Last but not least, preference centers enable compliance with data privacy and communications regulations. Preference centers are an excellent way to facilitate compliance with laws like: 

  • The GDPR, which requires businesses to obtain consent that is “freely given, specific, informed, and unambiguous” before collecting a user’s personal information. Furthermore, users must be able to easily change their consent preferences at any time. Often, businesses will use a cookie banner to ensure they collect appropriate consent as soon as a user visits a website, but a preference center can serve as an excellent place for users to adjust their consent later on. 
  • The CPRA, which requires businesses to provide users with a means of opting out of data sharing/selling and certain uses of their sensitive personal information. The CPRA requires links that facilitate these opt-out requests to appear on a website’s homepage, but a preference center also serves as an intuitive place to keep these links to enable users to exercise their rights. 
  • The CAN-SPAM Act, which requires businesses to provide users with a means of opting out of or unsubscribing from communications. Preference centers are the perfect place for users to make their opt-out requests, or to change their communication preferences in case the given channel wasn’t ideal. 

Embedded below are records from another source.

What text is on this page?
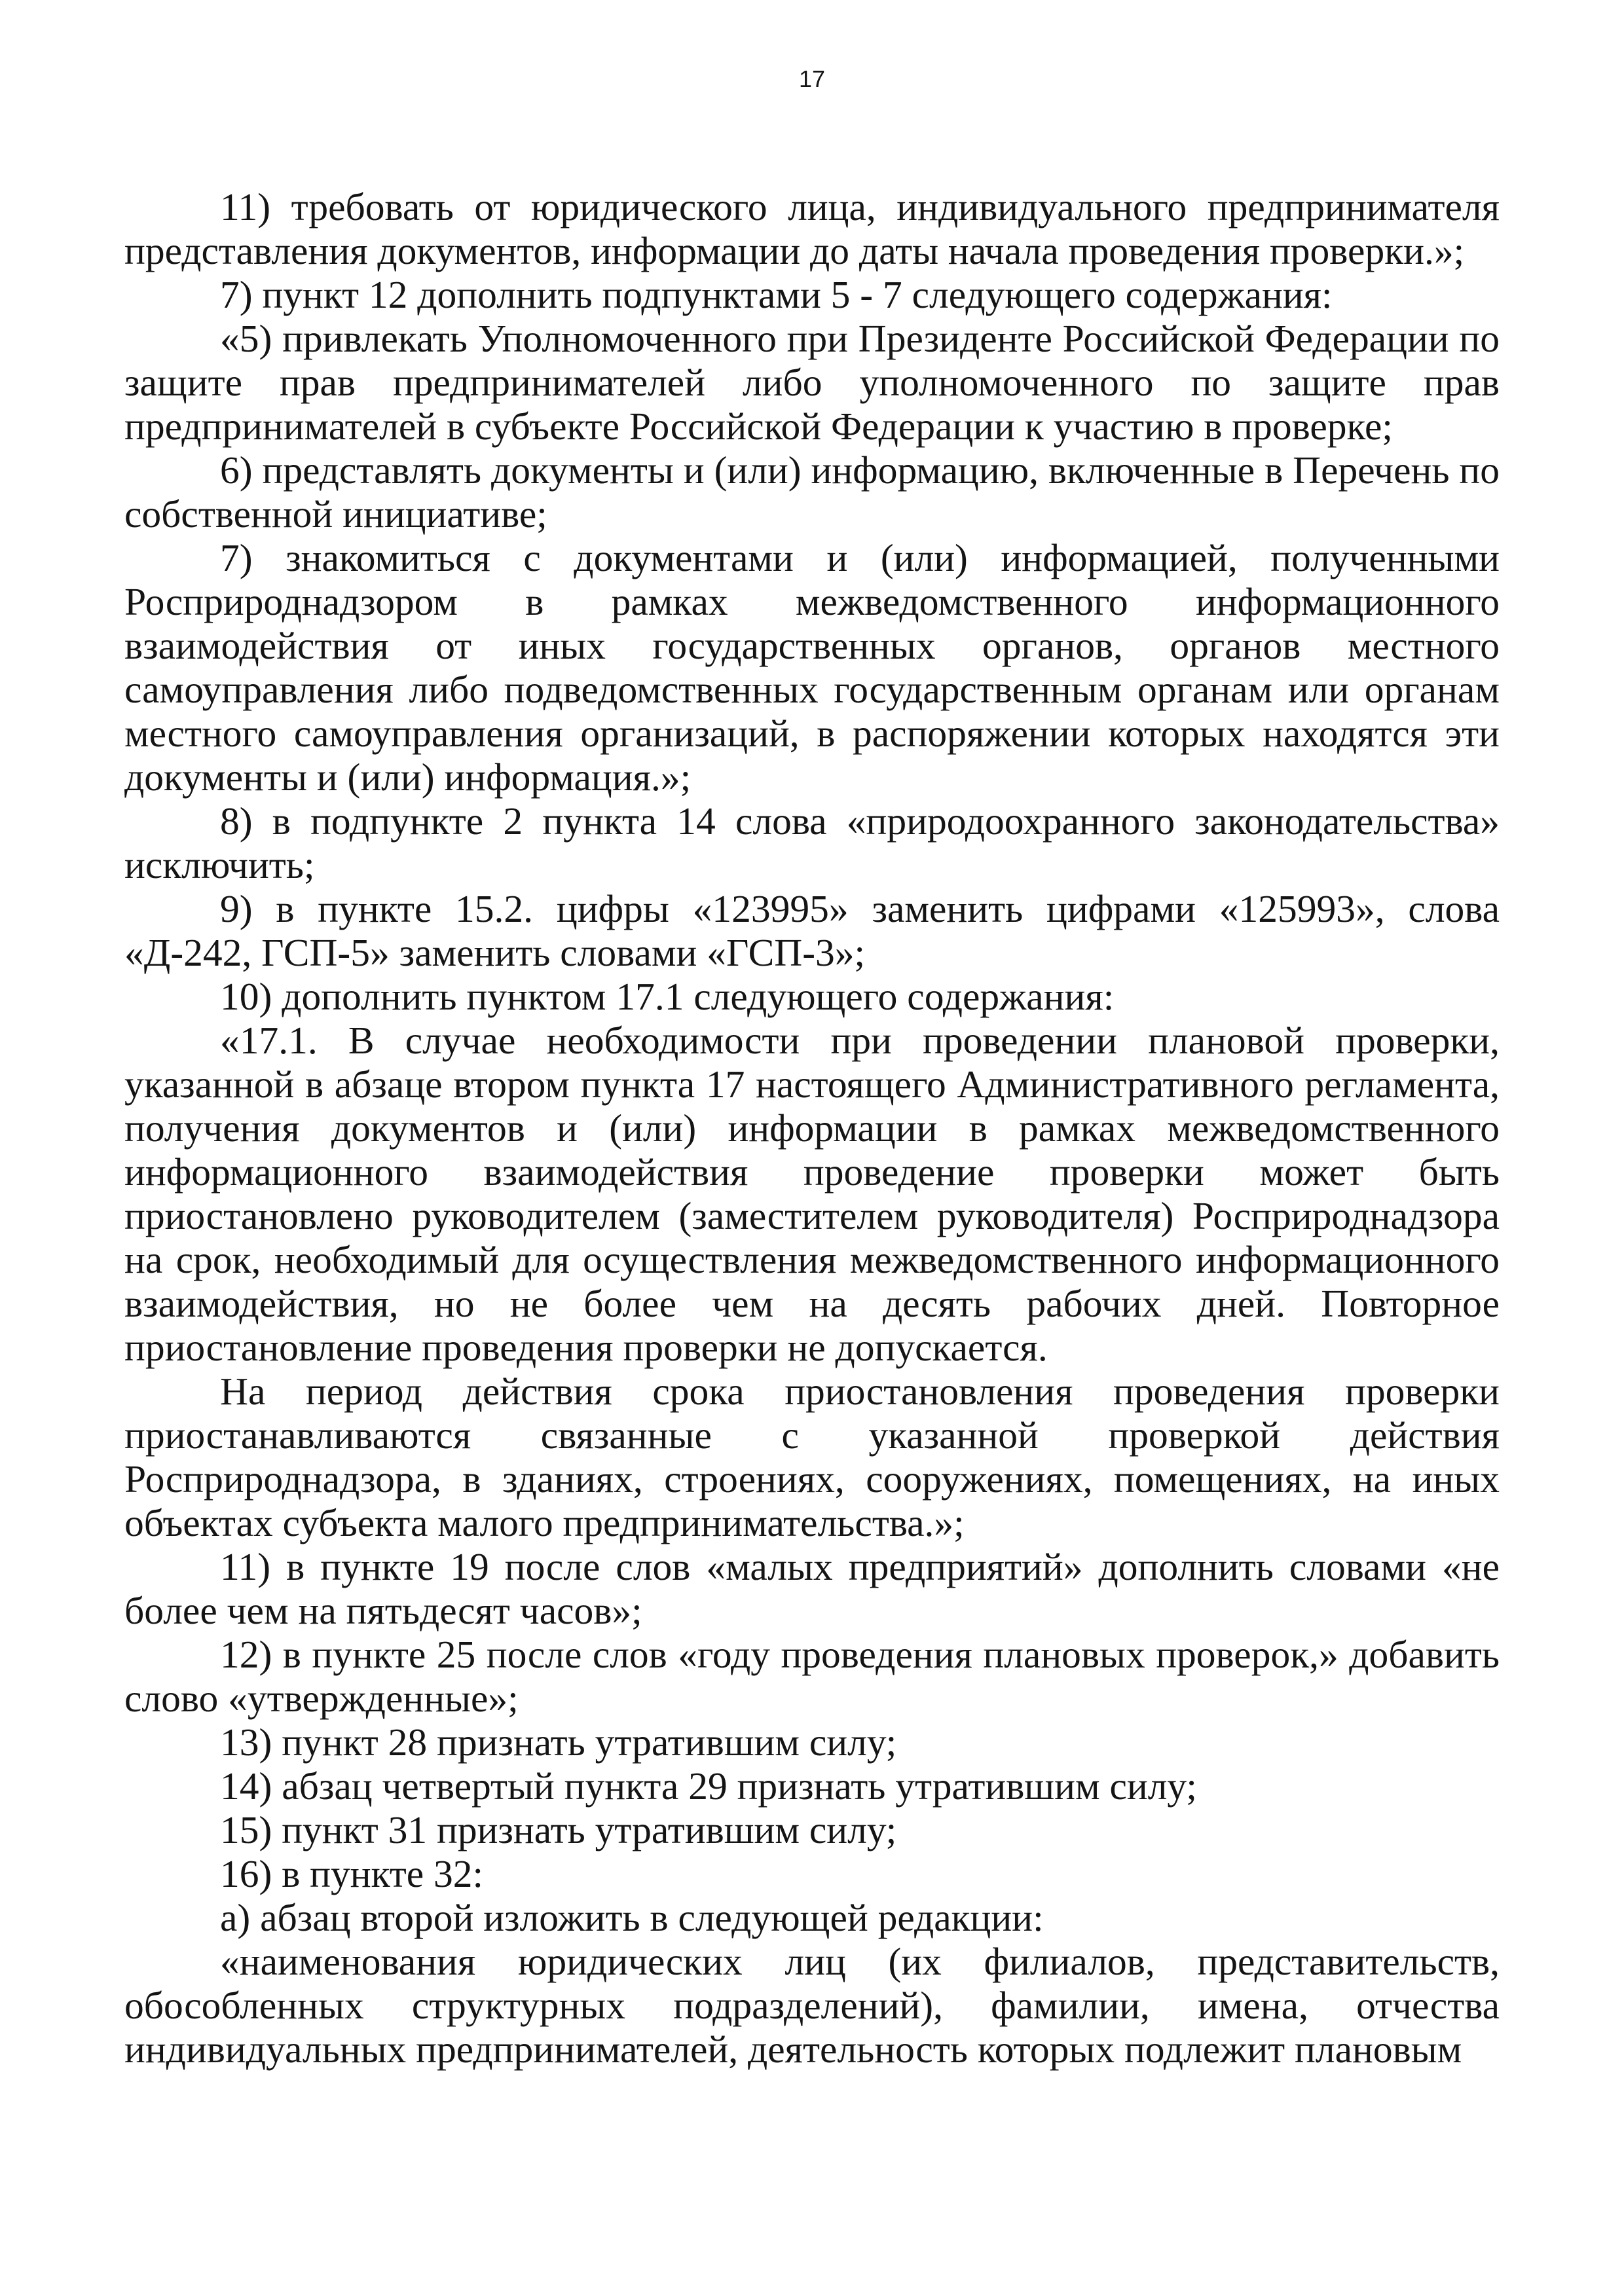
17

11) требовать от юридического лица, индивидуального предпринимателя представления документов, информации до даты начала проведения проверки.»;

7) пункт 12 дополнить подпунктами 5 - 7 следующего содержания:

«5) привлекать Уполномоченного при Президенте Российской Федерации по защите прав предпринимателей либо уполномоченного по защите прав предпринимателей в субъекте Российской Федерации к участию в проверке;

6) представлять документы и (или) информацию, включенные в Перечень по собственной инициативе;

7) знакомиться с документами и (или) информацией, полученными Росприроднадзором в рамках межведомственного информационного взаимодействия от иных государственных органов, органов местного самоуправления либо подведомственных государственным органам или органам местного самоуправления организаций, в распоряжении которых находятся эти документы и (или) информация.»;

8) в подпункте 2 пункта 14 слова «природоохранного законодательства» исключить;

9) в пункте 15.2. цифры «123995» заменить цифрами «125993», слова «Д-242, ГСП-5» заменить словами «ГСП-3»;

10) дополнить пунктом 17.1 следующего содержания:

«17.1. В случае необходимости при проведении плановой проверки, указанной в абзаце втором пункта 17 настоящего Административного регламента, получения документов и (или) информации в рамках межведомственного информационного взаимодействия проведение проверки может быть приостановлено руководителем (заместителем руководителя) Росприроднадзора на срок, необходимый для осуществления межведомственного информационного взаимодействия, но не более чем на десять рабочих дней. Повторное приостановление проведения проверки не допускается.

На период действия срока приостановления проведения проверки приостанавливаются связанные с указанной проверкой действия Росприроднадзора, в зданиях, строениях, сооружениях, помещениях, на иных объектах субъекта малого предпринимательства.»;

11) в пункте 19 после слов «малых предприятий» дополнить словами «не более чем на пятьдесят часов»;

12) в пункте 25 после слов «году проведения плановых проверок,» добавить слово «утвержденные»;

13) пункт 28 признать утратившим силу;

14) абзац четвертый пункта 29 признать утратившим силу;

15) пункт 31 признать утратившим силу;

16) в пункте 32:

а) абзац второй изложить в следующей редакции:

«наименования юридических лиц (их филиалов, представительств, обособленных структурных подразделений), фамилии, имена, отчества индивидуальных предпринимателей, деятельность которых подлежит плановым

The Key Requirement For a Preference Center? Clear, Granular Control 

While providing users with too many options is an issue, providing them with too few options is worse when it comes to designing a preference center. A user who goes to your preference center already has an opinion about when and how they want to be contacted; if they can’t achieve that outcome, every follow-up outreach will be a frustrating reminder of that fact. 

Furthermore, some data privacy regulations require you to provide users with granular control over the types of data trackers that are active on your site. Check out 5 Ways to Identify Cookies and Scripts to learn more about the different regulatory categories for data trackers. 

For a better experience, it’s a good idea to provide users with options around: 

  • The content they would like to receive (e.g., newsletters, product updates, marketing communications). 
  • The channel they would like to receive that content over (e.g., email, SMS, push notifications). 
  • How frequently they would like to be contacted (e.g., limiting communications to once per week, once per month). 
  • And of course, what data processing activities they consent or do not consent to. 

Simplify Compliance and Engagement for Your Users 

So long as your preference center provides users with the customization that they want and regulation requires, you’ll be set up to reduce friction with your audience and win engagement. Users need it to be easy to manage their experience; they’re not going to spend the extra effort to make sure that they enjoy their interactions with your organization if they have to navigate to multiple pages and make multiple requests. They want a simple, centralized way to control how your organization engages with them, what data they’re willing to share, and what content they receive. Preference centers serve as that simple, centralized source of control.